Lorsque, dans les chapitres précédents, j’ai supposé des mesures, c’était uniquement pour parler avec plus de precision de la valeur respective des choses qu’on échangeait. Il paraît qu’à l’origine des sociétés les peuples n’en avaient point ; aujourd’hui plusieurs n’en ont pas même encore. C’est qu’on se contente de juger à l’œil de la quantité des choses, toutes les fois qu’on n’est pas intéressé à y regarder de près.
Transportons-nous au temps où les colons, faute de marchands, échangeaient entre eux le surabondant de leurs denrées, et observons-en deux ; l’un qui a un surabondant de blé, et à qui il manque une certaine quantité de vin ; l’autre qui a un surabondant de vin, et à qui il manque une certaine quantité de blé. Pour simplifier, je suppose qu’ils sont d’ailleurs pourvus, l’un et l’autre, de tout ce qui leur est nécessaire.
Dans cette supposition, il est évident que celui qui a du blé à livrer ne regardera de près, ni à la grandeur des sacs, ni au nombre. Comme ce blé, s’il lui restait, n’aurait point de valeur pour lui, il le croit bien payé lorsqu’il se procure, par un échange, tout le vin dont il a besoin.
Celui qui a un surabondant de vin raisonne de la même manière. Ils échangent donc sans mesurer : en effet, il leur suffit de juger à l’œil, l’un de la quantité de vin qu’il lui faut, l’autre de la quantité de blé.
Il n’en est pas de même lorsque les colons font leurs échanges par l’entremise des marchands. Comme ceux-ci veulent tout-à-la-fois faire un profit et sur celui de qui ils achètent, et sur celui à qui ils revendent, ils ont un intérêt à juger, avec plus de précision, de la quantité des choses. Ils imagineront, par conséquent, des mesures pour s’assurer de ce qu’ils gagnent à chaque fois qu’ils achètent et qu’ils revendent.
Or, quand au lieu de juger des choses sur des à-peu-près, on se sera fait une habitude de les mesurer, alors on supposera qu’il en est de leur valeur comme de leur quantité pour laquelle on a une mesure fixe. On sera d’autant plus porté à le supposer, que les valeurs paraîtront varier comme les mesures. On commencera donc à se faire des idées fausses. On parlera de valeur et de prix, sans se rendre compte de ce qu’on dit : on oubliera que les idées qu’on s’en fait ne peuvent être que relatives, et on supposera qu’elles sont absolues.

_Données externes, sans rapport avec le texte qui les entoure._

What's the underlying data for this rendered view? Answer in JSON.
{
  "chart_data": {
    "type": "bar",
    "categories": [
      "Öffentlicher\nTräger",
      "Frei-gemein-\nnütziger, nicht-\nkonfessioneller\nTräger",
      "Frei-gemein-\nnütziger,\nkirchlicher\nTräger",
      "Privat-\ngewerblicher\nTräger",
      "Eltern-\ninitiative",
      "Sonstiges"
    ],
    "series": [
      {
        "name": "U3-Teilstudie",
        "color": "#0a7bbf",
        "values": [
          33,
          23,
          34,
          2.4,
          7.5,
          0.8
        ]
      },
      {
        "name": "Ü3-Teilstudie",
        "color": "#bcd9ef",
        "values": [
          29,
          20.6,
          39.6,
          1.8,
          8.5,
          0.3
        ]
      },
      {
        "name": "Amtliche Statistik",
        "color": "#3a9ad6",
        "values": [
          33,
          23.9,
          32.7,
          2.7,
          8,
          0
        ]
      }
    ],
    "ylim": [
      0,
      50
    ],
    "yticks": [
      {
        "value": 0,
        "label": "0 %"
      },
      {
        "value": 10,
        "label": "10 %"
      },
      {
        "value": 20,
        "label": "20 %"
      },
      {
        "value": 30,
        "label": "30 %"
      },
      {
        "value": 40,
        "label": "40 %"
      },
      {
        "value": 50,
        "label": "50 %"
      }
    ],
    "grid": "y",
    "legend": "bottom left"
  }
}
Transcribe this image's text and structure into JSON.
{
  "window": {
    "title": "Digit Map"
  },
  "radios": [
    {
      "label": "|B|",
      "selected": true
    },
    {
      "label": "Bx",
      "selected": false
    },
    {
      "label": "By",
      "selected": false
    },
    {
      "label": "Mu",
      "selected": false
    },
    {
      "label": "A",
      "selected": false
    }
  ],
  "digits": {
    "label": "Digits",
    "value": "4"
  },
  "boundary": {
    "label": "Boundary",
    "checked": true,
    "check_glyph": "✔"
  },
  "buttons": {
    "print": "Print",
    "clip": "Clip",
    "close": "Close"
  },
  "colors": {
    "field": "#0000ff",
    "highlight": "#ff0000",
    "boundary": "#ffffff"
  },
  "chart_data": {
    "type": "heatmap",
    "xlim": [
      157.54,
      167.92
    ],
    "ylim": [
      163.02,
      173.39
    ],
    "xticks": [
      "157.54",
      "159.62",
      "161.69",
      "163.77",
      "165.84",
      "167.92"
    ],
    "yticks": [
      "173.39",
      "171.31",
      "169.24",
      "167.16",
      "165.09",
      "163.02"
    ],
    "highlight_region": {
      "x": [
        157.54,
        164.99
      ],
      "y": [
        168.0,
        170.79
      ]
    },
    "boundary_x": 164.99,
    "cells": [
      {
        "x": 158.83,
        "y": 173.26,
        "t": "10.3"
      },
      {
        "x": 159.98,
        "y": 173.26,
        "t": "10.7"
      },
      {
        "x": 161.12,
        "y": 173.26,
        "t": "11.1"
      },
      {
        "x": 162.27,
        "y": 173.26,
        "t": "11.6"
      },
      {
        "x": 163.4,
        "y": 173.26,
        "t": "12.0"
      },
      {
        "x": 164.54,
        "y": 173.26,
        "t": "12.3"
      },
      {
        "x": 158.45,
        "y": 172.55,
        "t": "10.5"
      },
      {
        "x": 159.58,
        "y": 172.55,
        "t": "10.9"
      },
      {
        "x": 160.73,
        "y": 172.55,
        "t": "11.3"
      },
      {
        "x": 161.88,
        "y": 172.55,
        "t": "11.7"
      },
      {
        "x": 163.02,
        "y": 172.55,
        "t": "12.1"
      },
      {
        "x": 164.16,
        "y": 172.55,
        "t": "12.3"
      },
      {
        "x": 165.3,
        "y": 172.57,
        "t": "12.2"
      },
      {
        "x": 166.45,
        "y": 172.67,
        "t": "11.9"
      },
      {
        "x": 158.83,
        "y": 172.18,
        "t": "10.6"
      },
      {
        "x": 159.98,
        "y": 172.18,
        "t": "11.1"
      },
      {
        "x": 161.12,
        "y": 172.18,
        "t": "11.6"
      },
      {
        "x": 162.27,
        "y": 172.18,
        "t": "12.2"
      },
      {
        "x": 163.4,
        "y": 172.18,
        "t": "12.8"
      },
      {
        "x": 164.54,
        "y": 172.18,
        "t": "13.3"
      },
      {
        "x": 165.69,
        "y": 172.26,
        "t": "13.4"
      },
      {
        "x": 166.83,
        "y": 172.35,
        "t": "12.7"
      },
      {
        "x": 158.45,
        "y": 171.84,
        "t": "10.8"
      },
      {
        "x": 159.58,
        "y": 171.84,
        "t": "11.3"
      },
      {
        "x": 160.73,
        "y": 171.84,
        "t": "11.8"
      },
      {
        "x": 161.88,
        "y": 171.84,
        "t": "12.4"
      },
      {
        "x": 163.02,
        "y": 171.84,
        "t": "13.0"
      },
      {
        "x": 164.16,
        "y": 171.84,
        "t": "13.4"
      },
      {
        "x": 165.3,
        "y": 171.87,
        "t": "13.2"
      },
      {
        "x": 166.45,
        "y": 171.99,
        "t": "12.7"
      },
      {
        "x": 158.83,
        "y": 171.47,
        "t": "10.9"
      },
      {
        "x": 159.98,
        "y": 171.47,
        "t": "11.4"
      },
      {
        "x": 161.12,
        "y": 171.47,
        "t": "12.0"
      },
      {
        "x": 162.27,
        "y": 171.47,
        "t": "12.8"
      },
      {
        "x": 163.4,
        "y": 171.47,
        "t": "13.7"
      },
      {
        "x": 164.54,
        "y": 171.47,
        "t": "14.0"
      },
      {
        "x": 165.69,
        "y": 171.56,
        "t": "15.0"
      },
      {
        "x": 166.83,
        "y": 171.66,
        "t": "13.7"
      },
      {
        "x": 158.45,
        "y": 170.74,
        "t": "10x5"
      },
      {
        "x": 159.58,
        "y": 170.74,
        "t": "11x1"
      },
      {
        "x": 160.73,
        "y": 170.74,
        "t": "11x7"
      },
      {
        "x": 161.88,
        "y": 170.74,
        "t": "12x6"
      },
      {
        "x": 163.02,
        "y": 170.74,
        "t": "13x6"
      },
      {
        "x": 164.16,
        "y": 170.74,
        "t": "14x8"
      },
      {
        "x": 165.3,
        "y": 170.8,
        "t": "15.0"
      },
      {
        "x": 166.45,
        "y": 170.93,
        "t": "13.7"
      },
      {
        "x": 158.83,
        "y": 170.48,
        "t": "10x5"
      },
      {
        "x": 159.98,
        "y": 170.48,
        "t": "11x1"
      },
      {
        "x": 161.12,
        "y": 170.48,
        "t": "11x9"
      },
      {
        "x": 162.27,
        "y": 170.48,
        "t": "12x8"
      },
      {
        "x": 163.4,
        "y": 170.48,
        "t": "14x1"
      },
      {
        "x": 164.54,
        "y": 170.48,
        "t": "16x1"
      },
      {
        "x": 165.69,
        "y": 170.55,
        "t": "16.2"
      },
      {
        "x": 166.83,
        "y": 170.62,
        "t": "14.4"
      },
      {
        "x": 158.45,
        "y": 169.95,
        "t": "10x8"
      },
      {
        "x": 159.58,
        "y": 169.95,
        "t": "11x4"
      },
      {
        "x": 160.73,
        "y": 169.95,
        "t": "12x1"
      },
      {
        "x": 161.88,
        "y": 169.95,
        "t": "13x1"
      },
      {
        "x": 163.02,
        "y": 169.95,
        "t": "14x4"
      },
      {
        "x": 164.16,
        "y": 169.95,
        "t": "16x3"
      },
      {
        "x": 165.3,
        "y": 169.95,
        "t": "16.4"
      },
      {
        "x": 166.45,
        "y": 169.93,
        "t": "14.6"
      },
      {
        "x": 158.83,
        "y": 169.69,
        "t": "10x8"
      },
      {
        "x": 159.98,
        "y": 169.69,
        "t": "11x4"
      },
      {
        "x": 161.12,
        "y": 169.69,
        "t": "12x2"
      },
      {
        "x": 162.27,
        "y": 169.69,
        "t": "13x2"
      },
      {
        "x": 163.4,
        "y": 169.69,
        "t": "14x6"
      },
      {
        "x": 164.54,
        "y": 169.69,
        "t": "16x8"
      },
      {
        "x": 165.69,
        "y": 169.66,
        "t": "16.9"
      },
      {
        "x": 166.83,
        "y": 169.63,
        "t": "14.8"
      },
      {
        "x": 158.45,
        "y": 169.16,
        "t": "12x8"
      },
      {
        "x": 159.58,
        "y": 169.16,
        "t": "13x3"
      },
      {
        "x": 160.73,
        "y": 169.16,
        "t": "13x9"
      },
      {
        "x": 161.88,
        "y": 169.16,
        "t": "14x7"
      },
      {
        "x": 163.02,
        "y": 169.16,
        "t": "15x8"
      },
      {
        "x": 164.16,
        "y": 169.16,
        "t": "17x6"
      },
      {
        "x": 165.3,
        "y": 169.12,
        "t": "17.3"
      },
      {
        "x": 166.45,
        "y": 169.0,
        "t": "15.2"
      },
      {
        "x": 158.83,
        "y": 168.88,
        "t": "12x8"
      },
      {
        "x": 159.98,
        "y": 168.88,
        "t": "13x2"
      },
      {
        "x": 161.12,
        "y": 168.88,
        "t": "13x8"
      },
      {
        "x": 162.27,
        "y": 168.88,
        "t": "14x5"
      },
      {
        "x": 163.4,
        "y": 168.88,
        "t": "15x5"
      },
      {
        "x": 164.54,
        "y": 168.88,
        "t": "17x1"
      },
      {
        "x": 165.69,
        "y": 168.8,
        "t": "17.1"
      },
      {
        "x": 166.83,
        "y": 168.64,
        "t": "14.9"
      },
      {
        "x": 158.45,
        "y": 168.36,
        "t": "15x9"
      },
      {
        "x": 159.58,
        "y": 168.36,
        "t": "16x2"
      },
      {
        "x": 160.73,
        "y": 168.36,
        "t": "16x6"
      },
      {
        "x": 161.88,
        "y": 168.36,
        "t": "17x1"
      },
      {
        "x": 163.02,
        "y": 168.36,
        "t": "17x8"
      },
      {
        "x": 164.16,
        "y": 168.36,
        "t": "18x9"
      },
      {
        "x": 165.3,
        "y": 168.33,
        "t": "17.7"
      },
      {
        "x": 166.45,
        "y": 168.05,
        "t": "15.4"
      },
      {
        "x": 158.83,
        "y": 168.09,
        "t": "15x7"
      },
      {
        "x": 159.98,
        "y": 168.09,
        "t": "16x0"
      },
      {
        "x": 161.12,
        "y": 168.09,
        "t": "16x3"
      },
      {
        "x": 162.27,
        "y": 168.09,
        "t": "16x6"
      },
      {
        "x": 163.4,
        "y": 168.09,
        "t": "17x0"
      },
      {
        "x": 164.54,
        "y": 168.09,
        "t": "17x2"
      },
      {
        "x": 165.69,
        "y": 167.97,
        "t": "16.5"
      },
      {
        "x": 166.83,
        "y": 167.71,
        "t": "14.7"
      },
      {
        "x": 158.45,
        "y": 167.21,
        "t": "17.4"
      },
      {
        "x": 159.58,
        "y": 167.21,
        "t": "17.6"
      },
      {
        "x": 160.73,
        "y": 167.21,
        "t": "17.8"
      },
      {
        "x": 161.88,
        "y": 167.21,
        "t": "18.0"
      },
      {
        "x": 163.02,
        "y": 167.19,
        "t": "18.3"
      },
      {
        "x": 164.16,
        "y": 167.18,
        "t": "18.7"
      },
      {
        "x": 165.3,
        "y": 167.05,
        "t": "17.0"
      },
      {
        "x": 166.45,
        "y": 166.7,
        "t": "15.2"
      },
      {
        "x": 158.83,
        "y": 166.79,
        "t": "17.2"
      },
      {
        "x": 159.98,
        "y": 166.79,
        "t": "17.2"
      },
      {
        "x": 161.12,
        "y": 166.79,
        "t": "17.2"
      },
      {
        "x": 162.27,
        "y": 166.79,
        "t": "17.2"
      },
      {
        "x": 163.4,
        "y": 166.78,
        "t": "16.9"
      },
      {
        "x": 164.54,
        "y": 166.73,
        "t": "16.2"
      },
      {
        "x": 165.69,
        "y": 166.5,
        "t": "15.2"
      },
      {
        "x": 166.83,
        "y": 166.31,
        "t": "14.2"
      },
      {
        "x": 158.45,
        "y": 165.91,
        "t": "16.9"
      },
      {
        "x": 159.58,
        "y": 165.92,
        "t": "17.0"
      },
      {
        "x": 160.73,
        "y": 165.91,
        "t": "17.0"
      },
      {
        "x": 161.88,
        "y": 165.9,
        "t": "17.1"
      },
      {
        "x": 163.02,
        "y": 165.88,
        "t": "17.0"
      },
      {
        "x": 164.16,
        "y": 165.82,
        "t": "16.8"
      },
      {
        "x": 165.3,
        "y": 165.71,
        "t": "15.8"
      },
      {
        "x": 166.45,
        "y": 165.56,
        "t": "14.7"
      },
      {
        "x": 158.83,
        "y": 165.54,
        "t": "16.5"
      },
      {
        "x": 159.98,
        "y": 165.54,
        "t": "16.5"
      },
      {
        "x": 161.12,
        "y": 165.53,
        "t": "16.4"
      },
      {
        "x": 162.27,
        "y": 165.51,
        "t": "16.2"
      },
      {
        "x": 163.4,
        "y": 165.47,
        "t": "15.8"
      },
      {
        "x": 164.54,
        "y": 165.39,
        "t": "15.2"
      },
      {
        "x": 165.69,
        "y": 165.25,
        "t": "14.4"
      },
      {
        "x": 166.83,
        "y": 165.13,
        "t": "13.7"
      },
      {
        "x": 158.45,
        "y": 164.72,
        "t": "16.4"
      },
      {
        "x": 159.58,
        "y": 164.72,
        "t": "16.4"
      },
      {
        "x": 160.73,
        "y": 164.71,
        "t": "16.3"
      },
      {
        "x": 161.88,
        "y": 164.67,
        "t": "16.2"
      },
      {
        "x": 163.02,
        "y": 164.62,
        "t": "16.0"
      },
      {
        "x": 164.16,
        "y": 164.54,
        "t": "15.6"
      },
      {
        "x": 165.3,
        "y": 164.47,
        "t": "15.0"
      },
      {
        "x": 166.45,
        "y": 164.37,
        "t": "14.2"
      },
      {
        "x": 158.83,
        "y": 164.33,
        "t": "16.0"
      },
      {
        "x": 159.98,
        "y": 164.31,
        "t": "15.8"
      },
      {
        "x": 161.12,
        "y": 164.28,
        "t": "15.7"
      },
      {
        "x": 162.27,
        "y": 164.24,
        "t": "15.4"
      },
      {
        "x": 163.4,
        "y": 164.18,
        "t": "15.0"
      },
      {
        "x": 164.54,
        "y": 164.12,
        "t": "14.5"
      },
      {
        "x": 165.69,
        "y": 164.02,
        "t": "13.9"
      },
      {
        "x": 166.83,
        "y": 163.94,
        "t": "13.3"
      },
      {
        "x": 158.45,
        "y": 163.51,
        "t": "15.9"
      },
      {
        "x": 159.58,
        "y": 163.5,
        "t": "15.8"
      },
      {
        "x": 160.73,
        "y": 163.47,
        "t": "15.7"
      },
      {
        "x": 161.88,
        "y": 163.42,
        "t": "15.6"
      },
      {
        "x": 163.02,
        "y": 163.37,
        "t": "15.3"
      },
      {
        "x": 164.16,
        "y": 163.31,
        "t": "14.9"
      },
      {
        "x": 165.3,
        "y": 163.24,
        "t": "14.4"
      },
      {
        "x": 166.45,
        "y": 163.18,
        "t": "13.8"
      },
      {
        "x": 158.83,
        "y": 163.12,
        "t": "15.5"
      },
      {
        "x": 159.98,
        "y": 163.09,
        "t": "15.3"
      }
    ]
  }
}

Ce sont les marchands qui auront surtout donné lieu à cette méprise : intéressés à estimer les choses avec plus de précision, ils paraissaient leur donner une valeur absolue. Cette mesure vaut tant, disaient-ils, et, dans ce langage, on ne voyait plus d’idée relative.
D’ailleurs ils ne se trouvaient pas dans le même cas que les colons qui, dans le temps où ils faisaient immédiatement leur commerce, n’attachaient de valeur au surabondant, qu’autant qu’ils pouvaient, en le livrant, se pourvoir des denrées dont ils avaient besoin.
Le surabondant dont les marchands font commerce a été celui des colons qui le leur ont livré. Mais, pour eux, ce n’est pas un surabondant ; c’est une chose utile dont ils attendent un profit. En conséquence, ils l’apprécient le plus qu’ils peuvent ; et, plus ils affectent de l’apprécier, plus ils paraissent lui donner une valeur absolue. Les métaux, employés comme monnaie, contribuèrent surtout à cette illusion.
Le fer se détruit : l’action seule de l’air, pour peu qu’il y ait d’humidité, le décompose peu-à-peu. Le cuivre se détruit encore. Il n’y a que l’or et l’argent qui se conservent sans déchet.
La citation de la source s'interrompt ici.